This FAQ is for Open MPI v4.x and earlier.
If you are looking for documentation for Open MPI v5.x and later, please visit docs.open-mpi.org.
Table of contents:
- How do I debug Open MPI processes in parallel?
- What tools are available for debugging in parallel?
- How do I run with parallel debuggers?
- What controls does Open MPI have that aid in debugging?
- Do I need to build Open MPI with compiler/linker debugging
flags (such as
-g ) to be able to debug MPI applications?
- Can I use serial debuggers (such as
gdb ) to debug MPI
applications?
- My process dies without any output. Why?
- What is Memchecker?
- What kind of errors can Memchecker find?
- How can I use Memchecker?
- How to run my MPI application with Memchecker?
- Does Memchecker cause performance degradation to my application?
- Is Open MPI 'Valgrind-clean' or how can I identify real errors?
1. How do I debug Open MPI processes in parallel? |
This is a difficult question. Debugging in serial can be
tricky: errors, uninitialized variables, stack smashing, etc.

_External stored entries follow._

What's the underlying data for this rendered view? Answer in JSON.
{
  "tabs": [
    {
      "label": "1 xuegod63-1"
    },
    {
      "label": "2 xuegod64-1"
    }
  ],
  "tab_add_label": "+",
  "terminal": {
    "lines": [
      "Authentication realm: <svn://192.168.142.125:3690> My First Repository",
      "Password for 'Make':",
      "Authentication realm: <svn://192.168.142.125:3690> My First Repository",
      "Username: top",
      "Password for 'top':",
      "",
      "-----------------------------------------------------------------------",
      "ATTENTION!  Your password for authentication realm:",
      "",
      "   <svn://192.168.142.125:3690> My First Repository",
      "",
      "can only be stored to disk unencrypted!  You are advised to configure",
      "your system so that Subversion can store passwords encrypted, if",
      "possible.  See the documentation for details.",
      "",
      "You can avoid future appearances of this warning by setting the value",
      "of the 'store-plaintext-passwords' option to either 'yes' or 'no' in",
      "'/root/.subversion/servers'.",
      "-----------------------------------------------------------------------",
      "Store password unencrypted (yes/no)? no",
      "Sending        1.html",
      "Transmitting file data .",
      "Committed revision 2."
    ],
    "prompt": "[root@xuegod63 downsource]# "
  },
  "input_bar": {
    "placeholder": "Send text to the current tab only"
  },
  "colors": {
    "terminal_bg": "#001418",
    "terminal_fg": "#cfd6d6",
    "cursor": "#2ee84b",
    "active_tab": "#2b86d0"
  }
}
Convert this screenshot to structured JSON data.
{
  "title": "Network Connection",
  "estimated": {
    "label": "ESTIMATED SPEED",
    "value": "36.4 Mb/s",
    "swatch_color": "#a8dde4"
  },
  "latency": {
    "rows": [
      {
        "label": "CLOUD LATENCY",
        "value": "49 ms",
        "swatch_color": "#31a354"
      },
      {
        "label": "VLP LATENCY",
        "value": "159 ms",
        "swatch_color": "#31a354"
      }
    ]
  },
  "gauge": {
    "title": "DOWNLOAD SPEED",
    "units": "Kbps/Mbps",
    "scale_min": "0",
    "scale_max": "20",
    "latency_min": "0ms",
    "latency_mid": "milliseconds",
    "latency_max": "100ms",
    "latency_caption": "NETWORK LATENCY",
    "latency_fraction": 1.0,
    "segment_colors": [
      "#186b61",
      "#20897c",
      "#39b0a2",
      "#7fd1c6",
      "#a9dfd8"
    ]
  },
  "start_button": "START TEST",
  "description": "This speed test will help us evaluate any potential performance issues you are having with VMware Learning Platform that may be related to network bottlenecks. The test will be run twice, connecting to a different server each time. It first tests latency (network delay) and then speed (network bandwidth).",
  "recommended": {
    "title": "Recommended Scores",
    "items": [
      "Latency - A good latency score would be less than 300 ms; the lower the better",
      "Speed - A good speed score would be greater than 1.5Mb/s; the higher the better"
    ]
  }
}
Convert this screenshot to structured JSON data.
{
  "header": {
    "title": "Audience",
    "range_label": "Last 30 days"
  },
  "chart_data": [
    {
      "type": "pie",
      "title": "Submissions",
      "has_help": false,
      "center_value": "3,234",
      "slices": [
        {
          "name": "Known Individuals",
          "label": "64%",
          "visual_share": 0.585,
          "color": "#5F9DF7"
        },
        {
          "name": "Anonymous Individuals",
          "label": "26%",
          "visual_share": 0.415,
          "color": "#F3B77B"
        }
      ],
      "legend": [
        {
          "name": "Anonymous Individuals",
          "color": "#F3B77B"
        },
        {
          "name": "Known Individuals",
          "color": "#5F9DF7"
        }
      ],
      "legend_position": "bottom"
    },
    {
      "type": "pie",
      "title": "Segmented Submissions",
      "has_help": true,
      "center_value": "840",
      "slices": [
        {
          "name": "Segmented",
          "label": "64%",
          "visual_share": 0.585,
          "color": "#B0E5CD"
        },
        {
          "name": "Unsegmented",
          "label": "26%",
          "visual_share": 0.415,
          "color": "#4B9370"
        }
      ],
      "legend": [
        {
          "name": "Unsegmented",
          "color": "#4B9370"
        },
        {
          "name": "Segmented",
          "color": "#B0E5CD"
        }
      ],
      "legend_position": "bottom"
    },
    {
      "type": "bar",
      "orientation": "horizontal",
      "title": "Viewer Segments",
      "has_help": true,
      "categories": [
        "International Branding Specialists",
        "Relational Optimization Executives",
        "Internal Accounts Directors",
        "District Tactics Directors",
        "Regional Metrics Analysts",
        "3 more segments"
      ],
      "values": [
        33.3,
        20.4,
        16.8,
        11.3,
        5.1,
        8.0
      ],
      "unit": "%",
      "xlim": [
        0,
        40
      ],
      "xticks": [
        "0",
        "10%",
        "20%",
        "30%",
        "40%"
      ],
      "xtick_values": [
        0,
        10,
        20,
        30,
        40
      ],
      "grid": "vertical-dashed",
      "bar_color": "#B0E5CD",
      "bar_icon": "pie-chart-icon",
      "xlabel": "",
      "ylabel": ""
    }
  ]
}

Debugging in parallel adds multiple different dimensions to this
problem: a greater propensity for race conditions, asynchronous
events, and the general difficulty of trying to understand N processes
simultaneously executing — the problem becomes quite formidable.

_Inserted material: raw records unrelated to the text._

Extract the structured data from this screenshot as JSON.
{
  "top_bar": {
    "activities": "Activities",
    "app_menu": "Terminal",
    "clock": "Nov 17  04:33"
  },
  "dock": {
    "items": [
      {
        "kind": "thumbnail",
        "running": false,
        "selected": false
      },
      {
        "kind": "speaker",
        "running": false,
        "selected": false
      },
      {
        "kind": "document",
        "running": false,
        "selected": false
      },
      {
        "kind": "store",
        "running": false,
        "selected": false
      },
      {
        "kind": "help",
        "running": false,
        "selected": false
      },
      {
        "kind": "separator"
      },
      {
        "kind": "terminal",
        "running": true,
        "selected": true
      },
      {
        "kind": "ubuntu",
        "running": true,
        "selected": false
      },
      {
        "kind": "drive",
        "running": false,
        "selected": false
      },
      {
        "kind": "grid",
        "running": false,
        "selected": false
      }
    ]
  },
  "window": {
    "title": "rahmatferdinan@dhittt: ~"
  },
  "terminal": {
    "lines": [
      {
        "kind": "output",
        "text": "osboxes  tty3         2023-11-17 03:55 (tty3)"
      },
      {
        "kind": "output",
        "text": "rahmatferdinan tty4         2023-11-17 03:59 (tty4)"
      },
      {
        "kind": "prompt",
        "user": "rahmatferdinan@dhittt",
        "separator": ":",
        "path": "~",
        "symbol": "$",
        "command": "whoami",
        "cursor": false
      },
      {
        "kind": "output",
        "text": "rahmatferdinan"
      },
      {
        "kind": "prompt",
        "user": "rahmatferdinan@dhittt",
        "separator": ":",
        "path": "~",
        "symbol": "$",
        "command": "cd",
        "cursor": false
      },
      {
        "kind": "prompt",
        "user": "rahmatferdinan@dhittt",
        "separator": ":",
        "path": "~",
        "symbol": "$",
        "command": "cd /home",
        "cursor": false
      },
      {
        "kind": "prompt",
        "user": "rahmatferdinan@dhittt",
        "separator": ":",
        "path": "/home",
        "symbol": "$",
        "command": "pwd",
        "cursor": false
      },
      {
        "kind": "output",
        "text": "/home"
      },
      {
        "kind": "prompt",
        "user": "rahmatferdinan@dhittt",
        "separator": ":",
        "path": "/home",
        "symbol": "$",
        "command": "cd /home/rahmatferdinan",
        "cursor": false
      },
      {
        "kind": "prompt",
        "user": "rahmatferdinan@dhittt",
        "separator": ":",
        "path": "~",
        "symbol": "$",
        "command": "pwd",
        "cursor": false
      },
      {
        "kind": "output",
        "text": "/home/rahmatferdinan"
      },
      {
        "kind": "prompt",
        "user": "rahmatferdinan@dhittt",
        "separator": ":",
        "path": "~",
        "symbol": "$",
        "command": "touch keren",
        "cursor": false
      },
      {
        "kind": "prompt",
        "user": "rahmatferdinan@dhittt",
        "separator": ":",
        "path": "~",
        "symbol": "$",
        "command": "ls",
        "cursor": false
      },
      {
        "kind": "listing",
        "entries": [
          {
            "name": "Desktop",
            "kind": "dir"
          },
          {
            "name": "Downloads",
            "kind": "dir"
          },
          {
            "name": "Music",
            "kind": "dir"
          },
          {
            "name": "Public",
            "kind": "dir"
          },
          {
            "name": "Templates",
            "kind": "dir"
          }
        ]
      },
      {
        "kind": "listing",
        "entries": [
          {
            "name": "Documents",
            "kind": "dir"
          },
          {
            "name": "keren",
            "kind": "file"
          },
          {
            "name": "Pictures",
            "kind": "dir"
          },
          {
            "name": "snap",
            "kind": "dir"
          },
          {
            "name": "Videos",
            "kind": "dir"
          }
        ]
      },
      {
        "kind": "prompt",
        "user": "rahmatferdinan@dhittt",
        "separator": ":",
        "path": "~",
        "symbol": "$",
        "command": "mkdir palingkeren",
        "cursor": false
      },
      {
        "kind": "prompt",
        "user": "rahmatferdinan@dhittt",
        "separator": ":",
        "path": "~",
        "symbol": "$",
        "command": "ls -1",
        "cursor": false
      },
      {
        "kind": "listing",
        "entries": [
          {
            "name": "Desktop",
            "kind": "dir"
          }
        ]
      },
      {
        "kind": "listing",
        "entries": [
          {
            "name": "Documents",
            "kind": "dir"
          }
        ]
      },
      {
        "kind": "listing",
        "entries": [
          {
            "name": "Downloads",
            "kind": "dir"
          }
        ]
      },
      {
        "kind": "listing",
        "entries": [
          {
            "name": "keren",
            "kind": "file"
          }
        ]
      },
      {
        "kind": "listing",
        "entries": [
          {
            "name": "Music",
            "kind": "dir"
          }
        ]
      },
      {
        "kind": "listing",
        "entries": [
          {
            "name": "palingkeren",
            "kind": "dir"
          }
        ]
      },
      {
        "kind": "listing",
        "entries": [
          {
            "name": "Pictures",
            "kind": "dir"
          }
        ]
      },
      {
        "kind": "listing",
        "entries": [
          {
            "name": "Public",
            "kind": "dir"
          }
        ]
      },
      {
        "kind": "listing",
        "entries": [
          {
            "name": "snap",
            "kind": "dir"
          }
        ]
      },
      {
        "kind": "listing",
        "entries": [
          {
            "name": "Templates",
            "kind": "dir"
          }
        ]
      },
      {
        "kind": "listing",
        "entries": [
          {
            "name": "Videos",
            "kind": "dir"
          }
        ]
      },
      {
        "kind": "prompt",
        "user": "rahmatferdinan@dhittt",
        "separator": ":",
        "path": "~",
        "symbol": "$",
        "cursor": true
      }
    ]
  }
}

This FAQ section does not provide any definite solutions to
debugging in parallel. At best, it shows some general techniques and
a few specific examples that may be helpful to your situation.
But there are various controls within Open MPI that can help with
debugging. These are probably the most valuable entries in this FAQ
section.
2. What tools are available for debugging in parallel? |
There are two main categories of tools that can aid in
parallel debugging:
- Debuggers: Both serial and parallel debuggers are useful.
Serial debuggers are what most programmers are used to (e.g., gdb),
while parallel debuggers can attach to all the individual processes in
an MPI job simultaneously, treating the MPI application as a single
entity. This can be an extremely powerful abstraction, allowing the
user to control every aspect of the MPI job, manually replicate race
conditions, etc.
- Profilers: Tools that analyze your usage of MPI and display
statistics and meta information about your application's run. Some
tools present the information "live" (as it occurs), while others
collect the information and display it in a post mortem analysis.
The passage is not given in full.